DEMOCRAZY.ID - Filsuf Franz Magnis Suseno mempertanyakan sikap Presiden Joko Widodo atau Jokowi yang tidak acuh atas dua pelanggaran etik dalam proses pencalonan Gibran Rakabuming Raka sebagai calon wakil presiden.
Romo Magnis merujuk dua cacat etik pencalonan Gibran, Putra Sulung Jokowi, sebagai cawapres.
Pelanggaran etik pertama adalah putusan Mahkamah Kehormatan Mahkamah Konstitusi yang keluar ada 7 November 2024.
Putusan itu menyatakan Ketua MK Anwar Usman, paman Gibran, bersalah secara etik atas konflik kepentingan sebab mengabulkan gugatan batas usia pencalonan dalam pemilihan presiden.

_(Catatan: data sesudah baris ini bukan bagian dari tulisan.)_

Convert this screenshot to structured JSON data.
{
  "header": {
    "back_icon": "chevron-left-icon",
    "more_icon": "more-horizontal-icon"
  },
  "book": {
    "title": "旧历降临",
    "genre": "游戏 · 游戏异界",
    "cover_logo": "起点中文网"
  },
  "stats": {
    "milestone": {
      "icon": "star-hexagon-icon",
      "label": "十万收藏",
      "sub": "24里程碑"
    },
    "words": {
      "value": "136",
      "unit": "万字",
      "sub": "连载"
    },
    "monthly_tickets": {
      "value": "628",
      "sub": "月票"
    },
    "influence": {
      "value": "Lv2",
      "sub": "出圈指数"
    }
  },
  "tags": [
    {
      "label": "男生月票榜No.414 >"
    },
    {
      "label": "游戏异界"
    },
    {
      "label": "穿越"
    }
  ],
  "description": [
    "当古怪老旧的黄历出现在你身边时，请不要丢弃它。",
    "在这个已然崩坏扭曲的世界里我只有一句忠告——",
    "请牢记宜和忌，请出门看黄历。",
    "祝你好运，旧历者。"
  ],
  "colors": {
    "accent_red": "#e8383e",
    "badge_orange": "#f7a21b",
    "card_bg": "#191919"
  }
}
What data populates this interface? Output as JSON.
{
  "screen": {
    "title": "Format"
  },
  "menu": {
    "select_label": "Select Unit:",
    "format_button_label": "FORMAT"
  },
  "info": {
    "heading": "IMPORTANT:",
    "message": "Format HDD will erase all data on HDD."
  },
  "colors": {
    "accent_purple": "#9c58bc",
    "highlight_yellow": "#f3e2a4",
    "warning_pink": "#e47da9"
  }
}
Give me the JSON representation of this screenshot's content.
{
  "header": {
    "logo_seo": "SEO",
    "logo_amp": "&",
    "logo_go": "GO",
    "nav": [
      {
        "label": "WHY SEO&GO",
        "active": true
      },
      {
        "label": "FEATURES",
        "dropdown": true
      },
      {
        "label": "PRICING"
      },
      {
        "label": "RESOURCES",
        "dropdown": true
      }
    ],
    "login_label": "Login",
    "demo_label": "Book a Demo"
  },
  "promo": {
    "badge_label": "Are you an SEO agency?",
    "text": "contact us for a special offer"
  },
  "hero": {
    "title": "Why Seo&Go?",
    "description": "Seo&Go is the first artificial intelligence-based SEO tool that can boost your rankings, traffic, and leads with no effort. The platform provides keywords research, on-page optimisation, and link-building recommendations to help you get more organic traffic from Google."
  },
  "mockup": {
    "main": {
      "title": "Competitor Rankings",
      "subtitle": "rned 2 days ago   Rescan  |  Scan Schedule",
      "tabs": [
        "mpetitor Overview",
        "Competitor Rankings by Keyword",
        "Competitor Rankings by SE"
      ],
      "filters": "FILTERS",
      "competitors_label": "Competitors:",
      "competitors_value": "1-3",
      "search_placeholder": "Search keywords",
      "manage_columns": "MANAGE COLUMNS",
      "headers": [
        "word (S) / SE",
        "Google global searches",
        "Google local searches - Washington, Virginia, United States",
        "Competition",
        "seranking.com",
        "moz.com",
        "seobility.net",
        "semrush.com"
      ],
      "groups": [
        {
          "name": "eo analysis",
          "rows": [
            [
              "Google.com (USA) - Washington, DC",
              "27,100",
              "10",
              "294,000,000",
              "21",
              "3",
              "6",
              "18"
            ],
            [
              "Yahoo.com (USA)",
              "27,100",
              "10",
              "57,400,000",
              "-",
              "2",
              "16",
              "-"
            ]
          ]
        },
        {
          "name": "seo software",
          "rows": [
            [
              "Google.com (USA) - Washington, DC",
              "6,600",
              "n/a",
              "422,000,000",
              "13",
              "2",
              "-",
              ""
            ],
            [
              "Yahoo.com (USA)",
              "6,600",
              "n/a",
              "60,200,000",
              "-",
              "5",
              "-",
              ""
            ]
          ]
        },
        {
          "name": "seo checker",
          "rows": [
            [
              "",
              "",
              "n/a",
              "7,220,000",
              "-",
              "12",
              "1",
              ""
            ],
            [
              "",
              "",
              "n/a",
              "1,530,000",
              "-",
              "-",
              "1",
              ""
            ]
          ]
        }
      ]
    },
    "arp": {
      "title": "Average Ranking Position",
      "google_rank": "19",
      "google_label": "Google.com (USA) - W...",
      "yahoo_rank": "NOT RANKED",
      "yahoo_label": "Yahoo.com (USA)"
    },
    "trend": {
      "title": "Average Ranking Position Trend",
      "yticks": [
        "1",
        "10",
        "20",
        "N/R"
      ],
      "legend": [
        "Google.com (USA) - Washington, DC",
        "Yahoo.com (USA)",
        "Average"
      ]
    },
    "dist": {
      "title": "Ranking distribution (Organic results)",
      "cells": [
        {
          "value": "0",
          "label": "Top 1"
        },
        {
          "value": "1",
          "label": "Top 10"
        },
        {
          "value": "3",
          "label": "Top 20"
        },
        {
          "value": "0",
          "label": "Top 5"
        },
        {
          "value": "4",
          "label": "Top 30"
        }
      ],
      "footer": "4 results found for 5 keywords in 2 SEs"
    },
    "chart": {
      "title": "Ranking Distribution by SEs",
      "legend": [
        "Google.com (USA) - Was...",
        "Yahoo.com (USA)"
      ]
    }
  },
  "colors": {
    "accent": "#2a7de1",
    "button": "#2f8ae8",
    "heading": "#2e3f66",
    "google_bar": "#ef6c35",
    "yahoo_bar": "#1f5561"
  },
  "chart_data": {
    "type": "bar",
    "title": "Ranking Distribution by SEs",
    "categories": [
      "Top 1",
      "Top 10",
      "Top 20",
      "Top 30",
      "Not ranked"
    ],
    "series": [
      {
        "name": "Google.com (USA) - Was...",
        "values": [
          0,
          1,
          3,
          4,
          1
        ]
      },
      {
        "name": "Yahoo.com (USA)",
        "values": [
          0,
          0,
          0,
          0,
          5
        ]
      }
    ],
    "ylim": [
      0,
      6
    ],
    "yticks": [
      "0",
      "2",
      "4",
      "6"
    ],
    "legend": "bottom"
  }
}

Pelanggaran etik kedua dalam pencalonan Gibran sebagai cawapres adalah Ketua Komisi Pemilihan Umum atau KPU Hasyim Asy'ari seperti diputuskan Dewan Kehormatan Penyelenggara Pemilu pada Senin, 5 Februari 2024.
Hasyim dan enam komisioner lain terbukti melakukan pelanggaran etik karena menerima pendaftaran Gibran sebagai cawapres.
“Dengan dua pelanggaran etika yang berat mengejukan saya. Kok tidak ada reaksi dari presiden dan lain lain? Kok seperti anjing menggonggong kafilah berlalu?” kata Magnis dalam konferensi pers Gerakan Nurani Bangsa di Kawasan Salemba, Jakarta Pusat pada Sabtu, 10 Februari 2024.
Pengajar di Sekolah Tinggi Filsafat Driyarkara itu mengatakan etika itu yang membedakan manusia dan binatang. Etika itu yang membedakan baik dan jahat – adil dan tidak adil – yang puji dan tercela.
“Kita ingin menyerahkan negara ini ke arah yang lebih baik,” kata dia.
Gerakan Nurani Bangsa menyuarakan upaya khusus merawat bangsa dalam koridor moral, terutama di masa transisi kepemimpinan Indonesia seperti pemilu yang akan digelar pada 14 Februari 2024.
Gerakan etis yang diprakarsai sejumlah tokoh seperti Ahmad Mustofa Bisri, Sinta Nuriyah Abdurrahman Wahid, hingga Kardinal Ignatius Suharyo.
Mereka juga telah bertemu dengan Presiden ke-6 Susilo Bambang Yudhoyono dan Wakil Presiden ke-10 dan ke-12 Jusuf Kalla hingga penyelenggara pemilu seperti KPU serta Badan Pengawas Pemilu untuk membahas keadaan demokrasi saat ini.
Satu pekan menjelang pemilihan umum termasuk pilpres, kelompok sipil hingga guru besar di sejumlah kampus menyampaikan kritik kepada Pemerintahan Jokowi.
Mereka mengkhawatirkan dugaan penyalahgunaan wewenang dan pelanggaran etik penguasa yang dilakukan sebelum dan pada proses pemilu.
“Etika dan nurani dalam menjalani proses demokratisasi ini harus dikedepankan. Hasil pemilu tak hanya ditentukan berdasarkan legalitas semata. Tetapi, juga menuntut adanya legitimasi kuat yang bersumber dan kepercayaan publik,” kata Seniman Slamet Rahardjo membacakan pernyataan sikap Gerakan Nurani Bangsa.